The Joint Comprehensive Plan of Action (JCPOA) more commonly known as the Iran Nuclear Deal was signed in 2015 between Iran and several world states with the P5+1 (i.e. USA, UK, China, Russia, France, and Germany) being at the heart of the agreement. Under its terms, Iran agreed to dismantle much of its nuclear program and open its facilities to more extensive international inspections in exchange for billions of dollars worth of sanctions relief. The deal placed a cap on Iran’s uranium enrichment and plutonium production levels to ensure that it doesn’t produce highly enriched- weapons-grade uranium. Its stockpile of enriched Uranium was reduced by 98%. Steps were also taken to ensure that Iran’s nuclear facilities pursued only civilian work, including medical and industrial research. The deal’s measures aimed at giving the international community at least one year’s warning- called the ‘breakout time’- to act If Iran sought to break out and make a nuclear weapon.
In 2015, it was estimated that in the absence of an agreement, Iran could produce enough nuclear material for a weapon within a few months. This meant that Iran’s nuclear program had the potential to destabilise the Middle Eastern region. Given the regional rivalry between Tehran and Jeddah, the latter has signalled a willingness to obtain a nuclear weapon if the former successfully detonate one. Moreover, Israel had taken preemptive military action against suspected nuclear facilities in Iraq and Syria and could do the same against Iran, perhaps triggering reprisals by Lebanon-based Hezbollah or disruptions to the transport of oil in the Persian Gulf. This regional rivalry and the threat of reprisals make the Iran Nuclear deal crucial, however, with Trump’s withdrawal from it in 2018 and the reimposition of sanctions, the deal has been in jeopardy.
Citing Trump’s unilateral withdrawal from the deal as a violation of it, Iran has used the period from 2018 onwards to continue to build its nuclear program.

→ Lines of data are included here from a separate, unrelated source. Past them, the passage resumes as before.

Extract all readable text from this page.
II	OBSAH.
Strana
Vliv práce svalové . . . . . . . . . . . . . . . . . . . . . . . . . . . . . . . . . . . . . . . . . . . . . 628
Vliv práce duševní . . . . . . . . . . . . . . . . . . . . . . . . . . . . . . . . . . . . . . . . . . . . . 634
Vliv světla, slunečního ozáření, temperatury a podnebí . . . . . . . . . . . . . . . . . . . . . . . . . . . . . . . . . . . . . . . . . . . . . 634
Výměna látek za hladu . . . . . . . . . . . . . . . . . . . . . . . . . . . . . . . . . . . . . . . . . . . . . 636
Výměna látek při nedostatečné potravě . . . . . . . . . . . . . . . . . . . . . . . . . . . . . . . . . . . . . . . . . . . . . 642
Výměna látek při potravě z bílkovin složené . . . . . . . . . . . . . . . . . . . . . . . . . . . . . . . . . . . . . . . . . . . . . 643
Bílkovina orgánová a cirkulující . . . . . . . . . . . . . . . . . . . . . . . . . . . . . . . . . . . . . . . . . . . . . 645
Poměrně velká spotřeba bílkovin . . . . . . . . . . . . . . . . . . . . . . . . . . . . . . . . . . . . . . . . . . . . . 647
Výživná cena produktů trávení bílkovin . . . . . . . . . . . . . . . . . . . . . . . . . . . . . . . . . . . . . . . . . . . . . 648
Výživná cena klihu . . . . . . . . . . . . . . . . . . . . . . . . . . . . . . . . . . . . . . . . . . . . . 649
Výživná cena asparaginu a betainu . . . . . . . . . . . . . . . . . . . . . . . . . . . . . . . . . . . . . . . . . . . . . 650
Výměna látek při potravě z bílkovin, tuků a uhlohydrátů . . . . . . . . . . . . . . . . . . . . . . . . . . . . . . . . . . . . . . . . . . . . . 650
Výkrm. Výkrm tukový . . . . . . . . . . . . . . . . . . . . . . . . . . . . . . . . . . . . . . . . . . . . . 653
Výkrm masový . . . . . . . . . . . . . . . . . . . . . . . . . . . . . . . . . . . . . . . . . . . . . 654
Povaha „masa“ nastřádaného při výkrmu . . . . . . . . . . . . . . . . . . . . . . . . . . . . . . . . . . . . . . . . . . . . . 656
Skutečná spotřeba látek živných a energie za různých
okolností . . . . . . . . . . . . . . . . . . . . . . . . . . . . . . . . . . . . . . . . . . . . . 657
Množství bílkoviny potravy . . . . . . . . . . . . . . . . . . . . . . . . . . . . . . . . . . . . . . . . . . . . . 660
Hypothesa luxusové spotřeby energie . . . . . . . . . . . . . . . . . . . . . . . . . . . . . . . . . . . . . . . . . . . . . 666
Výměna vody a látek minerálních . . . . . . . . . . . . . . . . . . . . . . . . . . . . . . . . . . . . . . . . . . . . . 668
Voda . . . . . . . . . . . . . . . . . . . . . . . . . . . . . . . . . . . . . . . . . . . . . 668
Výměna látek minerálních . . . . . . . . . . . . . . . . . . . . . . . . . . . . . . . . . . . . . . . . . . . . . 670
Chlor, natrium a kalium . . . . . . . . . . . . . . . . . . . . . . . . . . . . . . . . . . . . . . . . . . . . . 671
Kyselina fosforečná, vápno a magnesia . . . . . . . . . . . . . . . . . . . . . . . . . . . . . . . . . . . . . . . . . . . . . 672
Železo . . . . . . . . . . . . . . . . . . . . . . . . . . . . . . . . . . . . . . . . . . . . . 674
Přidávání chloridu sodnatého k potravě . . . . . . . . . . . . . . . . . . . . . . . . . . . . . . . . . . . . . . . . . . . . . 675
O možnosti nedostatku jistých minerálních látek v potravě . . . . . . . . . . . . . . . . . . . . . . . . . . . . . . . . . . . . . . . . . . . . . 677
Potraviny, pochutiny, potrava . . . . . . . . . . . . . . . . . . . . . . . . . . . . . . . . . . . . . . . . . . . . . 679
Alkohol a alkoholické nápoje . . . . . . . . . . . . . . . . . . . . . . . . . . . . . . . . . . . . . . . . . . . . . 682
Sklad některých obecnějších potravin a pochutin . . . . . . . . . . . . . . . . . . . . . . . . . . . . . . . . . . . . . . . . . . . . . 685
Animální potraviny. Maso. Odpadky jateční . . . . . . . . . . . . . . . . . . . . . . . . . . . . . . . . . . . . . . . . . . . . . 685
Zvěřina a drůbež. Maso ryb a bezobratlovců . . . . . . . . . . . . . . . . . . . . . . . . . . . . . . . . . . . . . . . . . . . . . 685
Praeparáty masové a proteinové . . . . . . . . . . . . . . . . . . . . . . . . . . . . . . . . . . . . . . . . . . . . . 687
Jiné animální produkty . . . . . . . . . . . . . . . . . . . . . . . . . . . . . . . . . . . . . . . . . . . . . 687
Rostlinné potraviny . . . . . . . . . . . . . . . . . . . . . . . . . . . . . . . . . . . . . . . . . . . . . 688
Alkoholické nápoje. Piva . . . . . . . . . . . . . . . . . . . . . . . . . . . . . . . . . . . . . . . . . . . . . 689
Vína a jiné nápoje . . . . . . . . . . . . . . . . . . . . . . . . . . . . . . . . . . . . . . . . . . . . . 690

It has developed, tested, and deployed over one thousand advanced centrifuges- machines that spin at supersonic speeds and refine Uranium- and has been enriching Uranium at 60%, sixty per cent is almost weapons grade while commercial enrichment is at 2-3 per cent. These measures would dramatically shorten the time Iran would need to reach a bomb’s worth of fissile material, hence decreasing the breakout time- on which the Iran Nuclear Deal heavily relied- from one year to a few months. Moreover, there has also been a consistent pattern of Iranian failures to live up to its IAEA- International Atomic Energy Agency- safeguards obligations. These include repeatedly failing to declare to the IAEA nuclear material and related activities, denying and delaying IAEA inspectors’ access to sites that contain these materials, attempting (though failing) to effectively cleanse facilities before the arrival of inspectors to cover up activities, and providing repeatedly false responses to IAEA inquiries. This means that it’s even harder to go back to the original treaty now. The knowledge and experience Iran has gained in its nuclear program cannot be erased. Even if negotiators succeed in getting all parties to reaffirm their commitments to the JCPOA, the deal’s original value has been significantly degraded by Iran’s increased proximity to a nuclear weapons capability.
However, there are still attempts at the renewal of the deal. Since US President Joe Biden assumed office, the nominal goal of all the negotiating parties has been to renew their commitments to the Iran Nuclear Deal. Iran has also reluctantly come to accept that not all sanctions imposed on Iran by former president Donald Trump’s administration can be waived. Iran’s economy has also been somewhat impacted by the reimposition of sanctions which means it has some incentive to revive the deal. Despite all this, there still has been little progress. In the EU-mediated talks between Iran and USA in Doha, Iran’s central demand has been that the Islamic Revolutionary Guard Corps be removed from the US’s list of foreign terrorist organizations. The US deems this as something that doesn’t concern the Nuclear deal and so far the talks have ended with little progress. Iran has also demanded verifiable and objective guarantees from the USA it will not violate its obligations again, and that sanctions will not be re-imposed, however, Washington maintains that it could not give Iran legal guarantees that a future U.S. administration would stick to the deal.
While the broader talks have been stalled since March, the recent restrictions placed on UN weapons inspectors, Iran’s speeding up of uranium enrichment, and a joint statement by Germany, France, and the UK claiming that Iran was testing ballistic missiles designed to be capable of delivering nuclear weapons have created a sense of urgency. With the Russia-Ukraine war still ongoing and speculations of Trump returning in the 2024 elections, the future of the Iran Nuclear Deal remains uncertain.